A clock loses 5 minutes every hour and was set right at 11AM on a Monday. When will it show the correct time again?

  1. A.

    11AM on Sunday

  2. B.

    11AM on Monday

  3. C.

    11AM on Tuesday

  4. D.

    11AM on Wednesday

Attempted by 3 students.

Show answer & explanation

Correct answer: A

On a standard 12-hour analog dial, a clock that drifts (gains or loses time) at a constant rate displays the correct time again only once its cumulative error reaches a full 12-hour cycle (720 minutes) — because a shift of exactly 12 hours brings the hour and minute hands back to the same face position as the correct time.

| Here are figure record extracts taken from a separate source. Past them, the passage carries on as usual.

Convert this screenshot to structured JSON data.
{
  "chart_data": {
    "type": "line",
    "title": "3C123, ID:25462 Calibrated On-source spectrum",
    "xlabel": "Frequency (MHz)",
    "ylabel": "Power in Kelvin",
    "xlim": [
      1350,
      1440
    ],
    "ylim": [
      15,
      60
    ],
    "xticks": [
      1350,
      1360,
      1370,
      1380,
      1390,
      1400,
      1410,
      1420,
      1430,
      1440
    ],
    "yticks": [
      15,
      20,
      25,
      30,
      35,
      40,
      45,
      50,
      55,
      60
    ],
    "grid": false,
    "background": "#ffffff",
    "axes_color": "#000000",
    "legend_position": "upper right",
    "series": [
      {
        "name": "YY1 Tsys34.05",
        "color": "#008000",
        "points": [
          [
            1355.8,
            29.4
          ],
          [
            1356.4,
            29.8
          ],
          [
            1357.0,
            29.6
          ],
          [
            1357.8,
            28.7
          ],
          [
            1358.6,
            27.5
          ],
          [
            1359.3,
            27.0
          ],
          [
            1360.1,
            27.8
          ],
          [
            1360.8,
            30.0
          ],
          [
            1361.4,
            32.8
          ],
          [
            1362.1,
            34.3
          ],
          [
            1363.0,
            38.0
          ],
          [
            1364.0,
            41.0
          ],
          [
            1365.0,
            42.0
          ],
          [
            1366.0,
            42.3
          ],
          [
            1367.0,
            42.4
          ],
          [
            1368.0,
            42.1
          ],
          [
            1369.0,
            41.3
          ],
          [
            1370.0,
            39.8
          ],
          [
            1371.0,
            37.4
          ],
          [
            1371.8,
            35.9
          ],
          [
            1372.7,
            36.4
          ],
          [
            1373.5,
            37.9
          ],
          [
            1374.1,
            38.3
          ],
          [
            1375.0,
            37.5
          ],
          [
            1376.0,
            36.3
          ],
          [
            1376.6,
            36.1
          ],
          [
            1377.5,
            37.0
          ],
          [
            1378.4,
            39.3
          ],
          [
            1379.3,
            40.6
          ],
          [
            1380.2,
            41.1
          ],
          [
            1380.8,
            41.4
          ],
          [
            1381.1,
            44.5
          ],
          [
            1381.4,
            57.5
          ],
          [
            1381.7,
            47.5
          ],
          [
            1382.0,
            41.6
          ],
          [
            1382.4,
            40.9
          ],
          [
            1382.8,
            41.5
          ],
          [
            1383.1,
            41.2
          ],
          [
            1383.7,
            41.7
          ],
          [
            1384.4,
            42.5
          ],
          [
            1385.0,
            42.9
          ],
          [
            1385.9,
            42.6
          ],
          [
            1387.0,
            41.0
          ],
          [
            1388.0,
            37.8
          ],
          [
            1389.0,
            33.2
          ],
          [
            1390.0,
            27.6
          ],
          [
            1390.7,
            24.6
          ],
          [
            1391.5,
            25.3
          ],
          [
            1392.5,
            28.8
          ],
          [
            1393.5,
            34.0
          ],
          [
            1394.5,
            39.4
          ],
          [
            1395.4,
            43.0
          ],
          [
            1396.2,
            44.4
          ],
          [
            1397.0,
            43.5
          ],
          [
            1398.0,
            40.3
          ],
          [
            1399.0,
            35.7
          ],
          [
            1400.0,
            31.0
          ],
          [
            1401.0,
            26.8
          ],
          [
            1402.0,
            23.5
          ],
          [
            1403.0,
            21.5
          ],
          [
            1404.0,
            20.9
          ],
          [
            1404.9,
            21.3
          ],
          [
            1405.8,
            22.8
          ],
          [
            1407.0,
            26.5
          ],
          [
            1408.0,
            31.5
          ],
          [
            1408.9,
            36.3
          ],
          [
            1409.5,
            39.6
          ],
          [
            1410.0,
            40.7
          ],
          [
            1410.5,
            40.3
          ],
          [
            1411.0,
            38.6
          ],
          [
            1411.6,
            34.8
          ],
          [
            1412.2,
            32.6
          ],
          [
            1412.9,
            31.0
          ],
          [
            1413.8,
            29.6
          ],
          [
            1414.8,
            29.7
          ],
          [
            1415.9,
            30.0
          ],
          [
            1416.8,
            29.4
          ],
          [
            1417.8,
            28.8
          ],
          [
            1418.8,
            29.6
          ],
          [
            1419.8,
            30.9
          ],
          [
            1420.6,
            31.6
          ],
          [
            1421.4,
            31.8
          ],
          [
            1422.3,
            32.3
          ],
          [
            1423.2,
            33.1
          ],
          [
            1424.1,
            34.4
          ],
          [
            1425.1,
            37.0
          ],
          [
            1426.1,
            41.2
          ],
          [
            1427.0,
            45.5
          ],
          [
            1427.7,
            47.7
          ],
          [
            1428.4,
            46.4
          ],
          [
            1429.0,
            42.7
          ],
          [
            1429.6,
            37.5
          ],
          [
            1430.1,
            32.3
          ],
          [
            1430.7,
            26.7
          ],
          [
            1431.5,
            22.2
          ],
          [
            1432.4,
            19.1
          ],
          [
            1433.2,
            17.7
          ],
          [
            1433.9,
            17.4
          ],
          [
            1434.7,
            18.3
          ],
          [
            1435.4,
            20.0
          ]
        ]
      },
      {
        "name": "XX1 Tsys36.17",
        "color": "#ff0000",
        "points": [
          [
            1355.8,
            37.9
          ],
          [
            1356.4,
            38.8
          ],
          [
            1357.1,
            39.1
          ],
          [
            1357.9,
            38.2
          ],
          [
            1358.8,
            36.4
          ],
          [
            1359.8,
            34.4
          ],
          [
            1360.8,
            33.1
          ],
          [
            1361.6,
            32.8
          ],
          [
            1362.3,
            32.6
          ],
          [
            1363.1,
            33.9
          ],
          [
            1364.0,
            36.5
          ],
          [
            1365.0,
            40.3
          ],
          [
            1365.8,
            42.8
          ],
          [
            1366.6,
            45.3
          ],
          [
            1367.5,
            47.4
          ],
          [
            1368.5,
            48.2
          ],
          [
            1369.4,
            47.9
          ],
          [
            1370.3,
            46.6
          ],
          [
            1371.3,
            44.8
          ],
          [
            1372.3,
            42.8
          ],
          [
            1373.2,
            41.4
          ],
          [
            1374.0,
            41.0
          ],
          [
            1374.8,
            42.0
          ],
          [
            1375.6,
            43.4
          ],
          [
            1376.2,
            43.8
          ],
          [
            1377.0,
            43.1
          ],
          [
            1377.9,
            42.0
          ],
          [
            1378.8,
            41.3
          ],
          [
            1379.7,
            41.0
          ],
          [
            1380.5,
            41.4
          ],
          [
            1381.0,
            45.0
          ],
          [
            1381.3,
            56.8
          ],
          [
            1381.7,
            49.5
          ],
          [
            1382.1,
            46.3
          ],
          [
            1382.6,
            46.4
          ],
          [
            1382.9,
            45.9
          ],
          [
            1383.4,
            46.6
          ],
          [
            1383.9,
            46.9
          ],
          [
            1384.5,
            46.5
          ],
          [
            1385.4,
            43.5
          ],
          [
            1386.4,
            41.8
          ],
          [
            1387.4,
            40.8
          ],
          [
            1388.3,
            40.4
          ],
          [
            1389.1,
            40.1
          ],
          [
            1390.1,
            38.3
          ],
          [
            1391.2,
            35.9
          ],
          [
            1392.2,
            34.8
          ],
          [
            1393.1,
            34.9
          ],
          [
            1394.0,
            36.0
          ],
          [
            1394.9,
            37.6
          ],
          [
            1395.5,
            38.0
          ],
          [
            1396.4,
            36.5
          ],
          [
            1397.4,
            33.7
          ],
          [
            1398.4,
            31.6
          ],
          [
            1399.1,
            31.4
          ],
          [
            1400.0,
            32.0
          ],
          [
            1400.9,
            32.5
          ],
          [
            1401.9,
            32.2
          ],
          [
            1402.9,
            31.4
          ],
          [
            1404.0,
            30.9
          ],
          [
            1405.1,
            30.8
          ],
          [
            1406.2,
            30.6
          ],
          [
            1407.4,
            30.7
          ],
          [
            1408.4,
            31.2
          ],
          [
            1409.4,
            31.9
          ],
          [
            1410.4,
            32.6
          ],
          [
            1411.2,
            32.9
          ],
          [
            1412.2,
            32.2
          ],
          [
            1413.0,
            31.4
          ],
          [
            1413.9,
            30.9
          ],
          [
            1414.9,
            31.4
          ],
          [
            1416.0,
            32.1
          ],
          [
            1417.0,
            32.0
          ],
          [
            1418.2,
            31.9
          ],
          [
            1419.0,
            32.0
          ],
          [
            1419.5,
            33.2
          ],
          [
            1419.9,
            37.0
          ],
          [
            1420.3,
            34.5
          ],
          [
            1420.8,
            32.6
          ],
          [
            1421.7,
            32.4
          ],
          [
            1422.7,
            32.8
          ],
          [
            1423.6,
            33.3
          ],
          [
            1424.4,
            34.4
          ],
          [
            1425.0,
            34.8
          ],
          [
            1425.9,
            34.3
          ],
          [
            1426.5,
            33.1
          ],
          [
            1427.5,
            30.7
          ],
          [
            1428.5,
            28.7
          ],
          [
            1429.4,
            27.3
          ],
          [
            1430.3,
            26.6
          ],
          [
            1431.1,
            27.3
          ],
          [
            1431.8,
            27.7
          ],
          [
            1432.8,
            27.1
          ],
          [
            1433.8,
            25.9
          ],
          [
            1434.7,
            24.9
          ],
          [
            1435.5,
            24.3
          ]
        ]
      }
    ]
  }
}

  1. The clock loses 5 minutes for every 60 minutes (1 hour) of actual elapsed time.

  2. For the clock to show the correct time again, its cumulative loss must reach a full 12-hour cycle = 12 × 60 = 720 minutes.

  3. Real time required = (720 minutes of loss) ÷ (5 minutes lost per 60 real minutes) = 720 × (60/5) = 8640 minutes.

  4. Convert to hours: 8640 ÷ 60 = 144 hours.

  5. Convert to days: 144 ÷ 24 = 6 days.

  6. Starting from 11 AM on Monday, adding 6 days lands on 11 AM the following Sunday.

Cross-check: each hour of drift costs 60 ÷ 5 = 12 real hours to accumulate, so the full 12-hour cycle takes 12 × 12 = 144 real hours — the same 6 days, confirming the result independently.

Hence, the clock next shows the correct time at 11 AM on Sunday.